Eleanor Rhode directs Gina McKee as Boudica queen of the Iceni (a tribe in what is now East Anglia) in this new play with Joan Iyiola and Natalie Simpson as her daughters Alonna and Blodwynn, Forbes Masson as Cunobeline and Abraham Popoola as Bladvoc, kings respectively of the neighbouring tribes of the Trinovantes and the Belgae.

The sources for Boudica's story are fragmentary, and the earliest are of course in Latin and based on a Roman point of view hardy sympathetic to a rebellious queen who for a short time posed a threat to the province of Britannia - although of course after her demise she could be safely used as a rhetorical device to point up contrasts between barbarian integrity and the corruption of the imperial court.

Tristan Bernays has therefore had great scope to fashion a Boudica for our times, and to invest her two daughters, usually depicted as nameless victims of Roman military rapine, with contrasting personalities of their own. The result, couched in a mixture of pentameter verse which only rarely rises to poetic force, and modern invective and slang, is a rather mixed bag. Some scenes are extremely effective, such as Boudica's first confrontation with the Roman procurator (an even more venal character than Pontius Pilate in another Roman province), and her later mutilation of a captured Roman; others miss their aim with a more stagey violence (her flogging) - not that anything more graphic would have been pleasant to watch.

There are interesting and important ideas in the play - the competing claims of tribal and Roman law, which cause the initial clash as the procurator vengefully punishes Boudica and her daughters; the need for squabbling tribes to suspend their animosity in order to fight a common foe; the question of how far brutality on one side exonerates the other in being equally (or more) brutal. Boudica herself is proud and determined, and often recklessly tactless, leaving the hapless ally king Cunobeline to pick up the pieces and in doing so to earn the contempt of the more macho king Badvoc. In the meantime, the two princesses react very differently to their humiliation - Alonna seeks to end the cycle of bloodshed while Blodwynn retreats into unflinching warrior mode, only once revealing the deep sense of shame that she cannot face or extinguish. (While some scenes of their increasing alienation from one another are formulaic, the final confrontation between them carries considerable power and conviction.)

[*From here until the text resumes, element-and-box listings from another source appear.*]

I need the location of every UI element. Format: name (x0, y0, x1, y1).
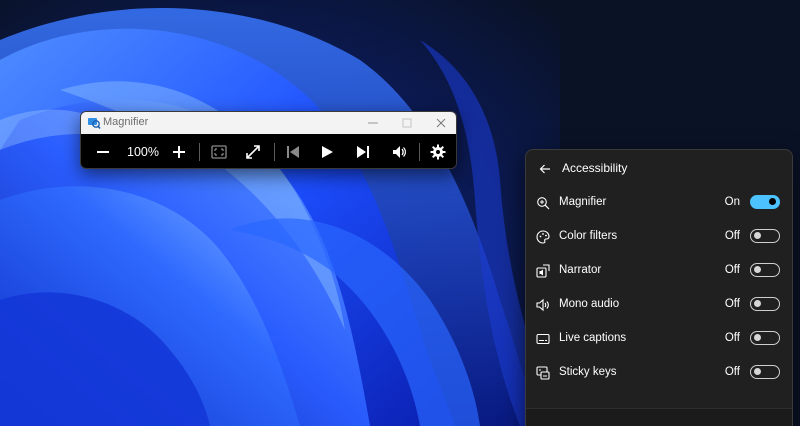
toolbar-separator (419, 143, 420, 161)
toggle-knob (754, 266, 761, 273)
item-label: Color filters (559, 230, 618, 242)
gear-icon (430, 144, 446, 160)
maximize-icon (402, 118, 412, 128)
mono-audio-icon (536, 298, 549, 312)
item-label: Narrator (559, 264, 602, 276)
toggle-knob (754, 300, 761, 307)
list-item-sticky-keys[interactable]: Sticky keys Off (526, 356, 792, 390)
play-button[interactable] (313, 134, 341, 168)
close-icon (436, 118, 446, 128)
read-from-here-icon (393, 146, 406, 158)
item-label: Sticky keys (559, 366, 617, 378)
toggle-knob (754, 368, 761, 375)
toolbar-separator (274, 143, 275, 161)
item-label: Magnifier (559, 196, 607, 208)
item-state: Off (724, 366, 740, 378)
live-captions-toggle[interactable] (750, 331, 780, 345)
toggle-knob (754, 232, 761, 239)
close-button[interactable] (424, 112, 456, 134)
next-button[interactable] (349, 134, 377, 168)
toolbar-separator (199, 143, 200, 161)
sticky-keys-icon (536, 366, 550, 380)
minimize-button[interactable] (356, 112, 390, 134)
color-filters-icon (536, 230, 550, 244)
list-item-magnifier[interactable]: Magnifier On (526, 186, 792, 220)
mono-audio-toggle[interactable] (750, 297, 780, 311)
magnifier-icon (537, 197, 550, 210)
item-state: Off (724, 230, 740, 242)
magnifier-titlebar[interactable]: Magnifier (81, 112, 456, 134)
color-filters-toggle[interactable] (750, 229, 780, 243)
magnifier-app-icon (88, 118, 101, 129)
previous-button[interactable] (279, 134, 307, 168)
magnifier-toolbar: 100% (81, 134, 456, 168)
toggle-knob (769, 198, 776, 205)
sticky-keys-toggle[interactable] (750, 365, 780, 379)
item-state: Off (724, 298, 740, 310)
maximize-button[interactable] (390, 112, 424, 134)
window-title: Magnifier (103, 116, 149, 128)
flyout-title: Accessibility (562, 161, 628, 175)
skip-next-icon (357, 146, 369, 158)
item-label: Mono audio (559, 298, 620, 310)
play-icon (322, 146, 333, 158)
minus-icon (97, 151, 109, 153)
settings-button[interactable] (424, 134, 452, 168)
view-mode-icon (211, 145, 227, 159)
flyout-header: Accessibility (526, 150, 792, 186)
live-captions-icon (536, 333, 550, 345)
flyout-footer (526, 408, 792, 426)
zoom-level: 100% (127, 145, 159, 159)
view-mode-button[interactable] (205, 134, 233, 168)
list-item-color-filters[interactable]: Color filters Off (526, 220, 792, 254)
list-item-live-captions[interactable]: Live captions Off (526, 322, 792, 356)
back-button[interactable] (534, 158, 556, 180)
narrator-toggle[interactable] (750, 263, 780, 277)
minimize-icon (368, 122, 378, 124)
fullscreen-button[interactable] (239, 134, 267, 168)
skip-previous-icon (287, 146, 299, 158)
magnifier-window: Magnifier 100% (80, 111, 457, 169)
desktop: Magnifier 100% Accessibility Magnifier O… (0, 0, 800, 426)
magnifier-toggle[interactable] (750, 195, 780, 209)
narrator-icon (536, 264, 550, 278)
item-label: Live captions (559, 332, 627, 344)
zoom-out-button[interactable] (89, 134, 117, 168)
accessibility-flyout: Accessibility Magnifier On Color filters (525, 149, 793, 426)
list-item-narrator[interactable]: Narrator Off (526, 254, 792, 288)
zoom-in-button[interactable] (165, 134, 193, 168)
read-from-here-button[interactable] (385, 134, 413, 168)
item-state: Off (724, 332, 740, 344)
toggle-knob (754, 334, 761, 341)
plus-icon (173, 146, 185, 158)
expand-icon (246, 145, 260, 159)
arrow-left-icon (539, 164, 550, 174)
item-state: On (724, 196, 740, 208)
item-state: Off (724, 264, 740, 276)
list-item-mono-audio[interactable]: Mono audio Off (526, 288, 792, 322)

Gina McKee is a commanding presence as Boudica, and she is ably supported by the rest of the cast, but the text creaks at times with exposition and with some awkward soliloquies which address the audience sometimes as Britons (tribespeople), sometimes as Romans (city-dwellers), and the subplot of Alonna defending a 'Roman' woman from Belgic soldiers is a little contrived. Once again the actors' voices were amplified, and even so talented an actress as McKee struggled at times to channel her full powers through a microphone. Again I found that the enveloping sound of the voices belied the visual cues of where the characters were actually standing on stage, particularly when any of them faced away from my direct line of sight. I find this distracting.

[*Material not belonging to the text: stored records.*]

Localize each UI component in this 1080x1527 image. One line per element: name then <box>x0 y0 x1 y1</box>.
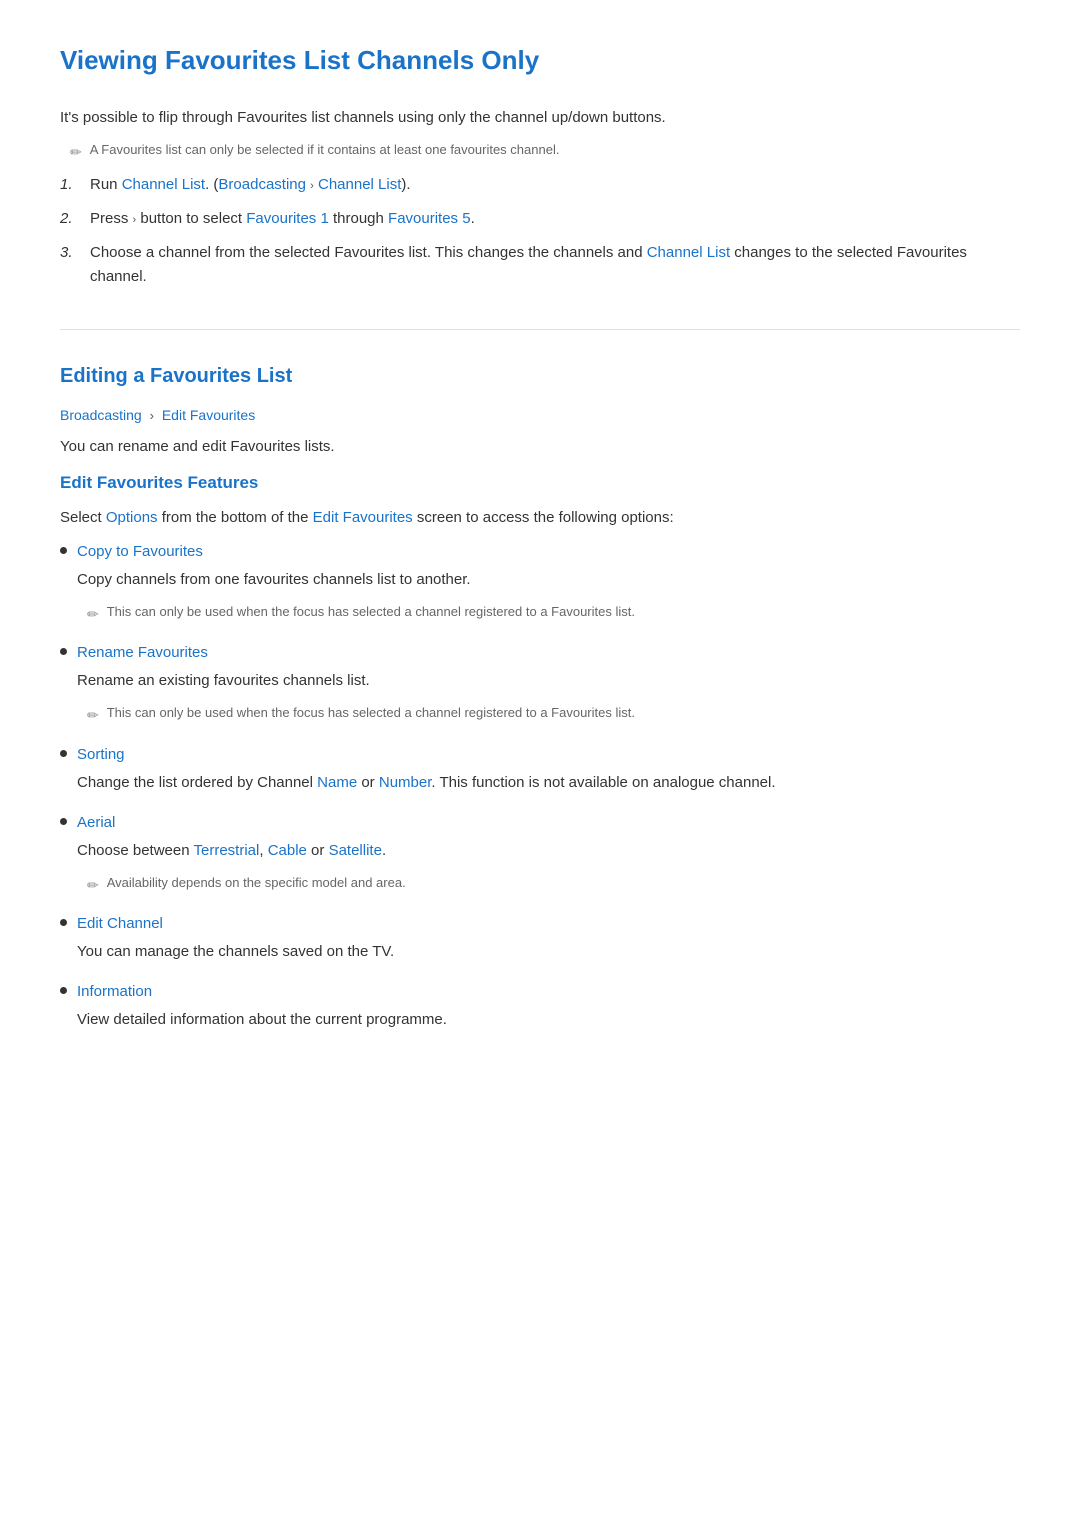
cable-link[interactable]: Cable <box>268 842 307 859</box>
chevron-icon-1: › <box>310 178 314 196</box>
section2-intro: You can rename and edit Favourites lists… <box>60 435 1020 459</box>
information-desc: View detailed information about the curr… <box>77 1008 1020 1032</box>
edit-features-intro: Select Options from the bottom of the Ed… <box>60 506 1020 530</box>
section-divider <box>60 329 1020 330</box>
rename-title: Rename Favourites <box>77 641 208 665</box>
list-item-sorting: Sorting Change the list ordered by Chann… <box>60 743 1020 795</box>
rename-note-text: This can only be used when the focus has… <box>107 703 635 724</box>
section1-note-text: A Favourites list can only be selected i… <box>90 140 560 161</box>
edit-favourites-link[interactable]: Edit Favourites <box>313 509 413 526</box>
breadcrumb: Broadcasting › Edit Favourites <box>60 404 1020 427</box>
rename-desc: Rename an existing favourites channels l… <box>77 669 1020 693</box>
aerial-body: Choose between Terrestrial, Cable or Sat… <box>77 839 1020 896</box>
bullet-dot-sorting <box>60 750 67 757</box>
bullet-dot-edit-channel <box>60 919 67 926</box>
number-link[interactable]: Number <box>379 774 432 791</box>
section1-steps: 1. Run Channel List. (Broadcasting › Cha… <box>60 173 1020 289</box>
list-item-aerial: Aerial Choose between Terrestrial, Cable… <box>60 811 1020 896</box>
favourites1-link[interactable]: Favourites 1 <box>246 210 329 227</box>
name-link[interactable]: Name <box>317 774 357 791</box>
list-item-rename: Rename Favourites Rename an existing fav… <box>60 641 1020 726</box>
rename-header: Rename Favourites <box>60 641 1020 665</box>
bullet-dot-copy <box>60 547 67 554</box>
options-link[interactable]: Options <box>106 509 158 526</box>
step2-num: 2. <box>60 207 78 231</box>
edit-channel-body: You can manage the channels saved on the… <box>77 940 1020 964</box>
section1-intro: It's possible to flip through Favourites… <box>60 106 1020 130</box>
step3-content: Choose a channel from the selected Favou… <box>90 241 1020 289</box>
copy-body: Copy channels from one favourites channe… <box>77 568 1020 625</box>
bullet-dot-aerial <box>60 818 67 825</box>
broadcasting-link-1[interactable]: Broadcasting <box>218 176 306 193</box>
channel-list-link-2[interactable]: Channel List <box>318 176 401 193</box>
pencil-icon-copy: ✏ <box>87 603 99 625</box>
copy-title: Copy to Favourites <box>77 540 203 564</box>
aerial-note: ✏ Availability depends on the specific m… <box>87 873 1020 896</box>
favourites5-link[interactable]: Favourites 5 <box>388 210 471 227</box>
section-editing-favourites: Editing a Favourites List Broadcasting ›… <box>60 360 1020 1032</box>
step1-num: 1. <box>60 173 78 197</box>
copy-header: Copy to Favourites <box>60 540 1020 564</box>
step3-num: 3. <box>60 241 78 265</box>
step-2: 2. Press › button to select Favourites 1… <box>60 207 1020 231</box>
edit-channel-title: Edit Channel <box>77 912 163 936</box>
edit-channel-header: Edit Channel <box>60 912 1020 936</box>
step-1: 1. Run Channel List. (Broadcasting › Cha… <box>60 173 1020 197</box>
section2-heading: Editing a Favourites List <box>60 360 1020 392</box>
section1-note: ✏ A Favourites list can only be selected… <box>70 140 1020 163</box>
step1-content: Run Channel List. (Broadcasting › Channe… <box>90 173 411 197</box>
channel-list-link-3[interactable]: Channel List <box>647 244 730 261</box>
list-item-copy: Copy to Favourites Copy channels from on… <box>60 540 1020 625</box>
bullet-dot-rename <box>60 648 67 655</box>
terrestrial-link[interactable]: Terrestrial <box>193 842 259 859</box>
breadcrumb-edit-favourites[interactable]: Edit Favourites <box>162 407 255 423</box>
chevron-icon-2: › <box>133 212 137 230</box>
step2-content: Press › button to select Favourites 1 th… <box>90 207 475 231</box>
information-title: Information <box>77 980 152 1004</box>
channel-list-link-1[interactable]: Channel List <box>122 176 205 193</box>
list-item-information: Information View detailed information ab… <box>60 980 1020 1032</box>
copy-note-text: This can only be used when the focus has… <box>107 602 635 623</box>
satellite-link[interactable]: Satellite <box>329 842 382 859</box>
step-3: 3. Choose a channel from the selected Fa… <box>60 241 1020 289</box>
copy-note: ✏ This can only be used when the focus h… <box>87 602 1020 625</box>
pencil-icon-rename: ✏ <box>87 704 99 726</box>
edit-channel-desc: You can manage the channels saved on the… <box>77 940 1020 964</box>
sorting-header: Sorting <box>60 743 1020 767</box>
aerial-header: Aerial <box>60 811 1020 835</box>
list-item-edit-channel: Edit Channel You can manage the channels… <box>60 912 1020 964</box>
sorting-body: Change the list ordered by Channel Name … <box>77 771 1020 795</box>
rename-body: Rename an existing favourites channels l… <box>77 669 1020 726</box>
bullet-dot-information <box>60 987 67 994</box>
breadcrumb-chevron: › <box>150 408 154 423</box>
sorting-title: Sorting <box>77 743 125 767</box>
breadcrumb-broadcasting[interactable]: Broadcasting <box>60 407 142 423</box>
rename-note: ✏ This can only be used when the focus h… <box>87 703 1020 726</box>
edit-favourites-features-heading: Edit Favourites Features <box>60 469 1020 496</box>
aerial-title: Aerial <box>77 811 115 835</box>
edit-features-list: Copy to Favourites Copy channels from on… <box>60 540 1020 1032</box>
aerial-desc: Choose between Terrestrial, Cable or Sat… <box>77 839 1020 863</box>
information-header: Information <box>60 980 1020 1004</box>
information-body: View detailed information about the curr… <box>77 1008 1020 1032</box>
sorting-desc: Change the list ordered by Channel Name … <box>77 771 1020 795</box>
section-viewing-favourites: Viewing Favourites List Channels Only It… <box>60 40 1020 289</box>
section1-heading: Viewing Favourites List Channels Only <box>60 40 1020 88</box>
copy-desc: Copy channels from one favourites channe… <box>77 568 1020 592</box>
pencil-icon-aerial: ✏ <box>87 874 99 896</box>
aerial-note-text: Availability depends on the specific mod… <box>107 873 406 894</box>
pencil-icon: ✏ <box>70 141 82 163</box>
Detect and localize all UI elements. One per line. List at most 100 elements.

Emails warned that there was 'sexual violence' and some 'graphic fight scenes', and the production was therefore unsuitable for those under 14. I am not sure that such warnings have accompanied older plays with similar content (such as 'Titus Andronicus' or some early 17th century revenge tragedies), and the depictions here were tame compared with other productions I have seen even at the Globe. To some extent, then, the production was pulling its punches and covering its back, considering that the actual Iceni rebellion and its suppression were doubtless extremely bloody and grubby. Perhaps there was just too much being packed into the play - the brutality of war, the perturbation about women warriors, the crassness of the Roman rulers, the sisterly rivalry, Boudica's mystical encounter with the goddess Andraste as she dies.

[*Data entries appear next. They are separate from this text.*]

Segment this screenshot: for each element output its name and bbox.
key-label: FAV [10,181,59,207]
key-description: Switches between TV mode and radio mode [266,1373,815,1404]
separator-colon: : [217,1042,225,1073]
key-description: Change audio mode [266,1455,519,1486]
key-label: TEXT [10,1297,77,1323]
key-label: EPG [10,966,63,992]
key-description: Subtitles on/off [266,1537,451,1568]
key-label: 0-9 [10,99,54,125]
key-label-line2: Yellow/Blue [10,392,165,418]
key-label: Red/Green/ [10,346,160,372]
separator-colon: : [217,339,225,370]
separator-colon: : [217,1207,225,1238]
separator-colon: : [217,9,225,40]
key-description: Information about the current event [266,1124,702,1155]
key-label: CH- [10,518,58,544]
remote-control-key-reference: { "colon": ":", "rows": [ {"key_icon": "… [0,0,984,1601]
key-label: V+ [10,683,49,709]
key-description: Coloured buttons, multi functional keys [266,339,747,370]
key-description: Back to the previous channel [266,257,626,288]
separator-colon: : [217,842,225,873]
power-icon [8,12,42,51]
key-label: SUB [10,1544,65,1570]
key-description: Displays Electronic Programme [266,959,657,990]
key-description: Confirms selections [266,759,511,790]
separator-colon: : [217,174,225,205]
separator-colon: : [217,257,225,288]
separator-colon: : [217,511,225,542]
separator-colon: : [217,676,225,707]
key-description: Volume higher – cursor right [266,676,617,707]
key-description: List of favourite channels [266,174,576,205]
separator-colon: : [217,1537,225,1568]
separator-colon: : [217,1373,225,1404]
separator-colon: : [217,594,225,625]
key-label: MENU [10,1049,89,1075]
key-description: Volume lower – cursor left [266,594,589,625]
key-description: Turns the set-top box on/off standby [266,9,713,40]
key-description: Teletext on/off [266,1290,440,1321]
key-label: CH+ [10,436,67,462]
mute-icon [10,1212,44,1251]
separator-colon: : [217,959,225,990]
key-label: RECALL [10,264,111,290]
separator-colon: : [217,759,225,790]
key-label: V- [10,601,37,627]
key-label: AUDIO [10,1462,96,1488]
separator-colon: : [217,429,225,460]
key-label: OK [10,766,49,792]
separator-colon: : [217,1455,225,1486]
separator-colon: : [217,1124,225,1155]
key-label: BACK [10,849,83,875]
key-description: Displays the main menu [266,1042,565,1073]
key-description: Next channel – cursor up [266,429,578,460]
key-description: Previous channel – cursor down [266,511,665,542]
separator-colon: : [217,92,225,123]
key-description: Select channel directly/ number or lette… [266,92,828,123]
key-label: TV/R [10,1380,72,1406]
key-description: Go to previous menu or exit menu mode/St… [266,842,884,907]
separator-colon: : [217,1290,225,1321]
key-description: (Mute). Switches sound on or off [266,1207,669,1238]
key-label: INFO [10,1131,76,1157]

Many Globe performances traditionally end with song and dance; it is not always clear that this is appropriate after a play dealing with the darker aspects of human nature. The outlook of the play as a whole is bleak, foreseeing cycles of violence, revolt and repression, and an uncertain reputation after death. After all this, the cast gave a rousing, not to say joyous,  rendition of the song 'I fought the law and the law won' by The Clash. There seemed to be no irony in this choice, though of course from the Roman point of view this is exactly what happened to Boudica. But the high spirits detracted from the darker messages of the play.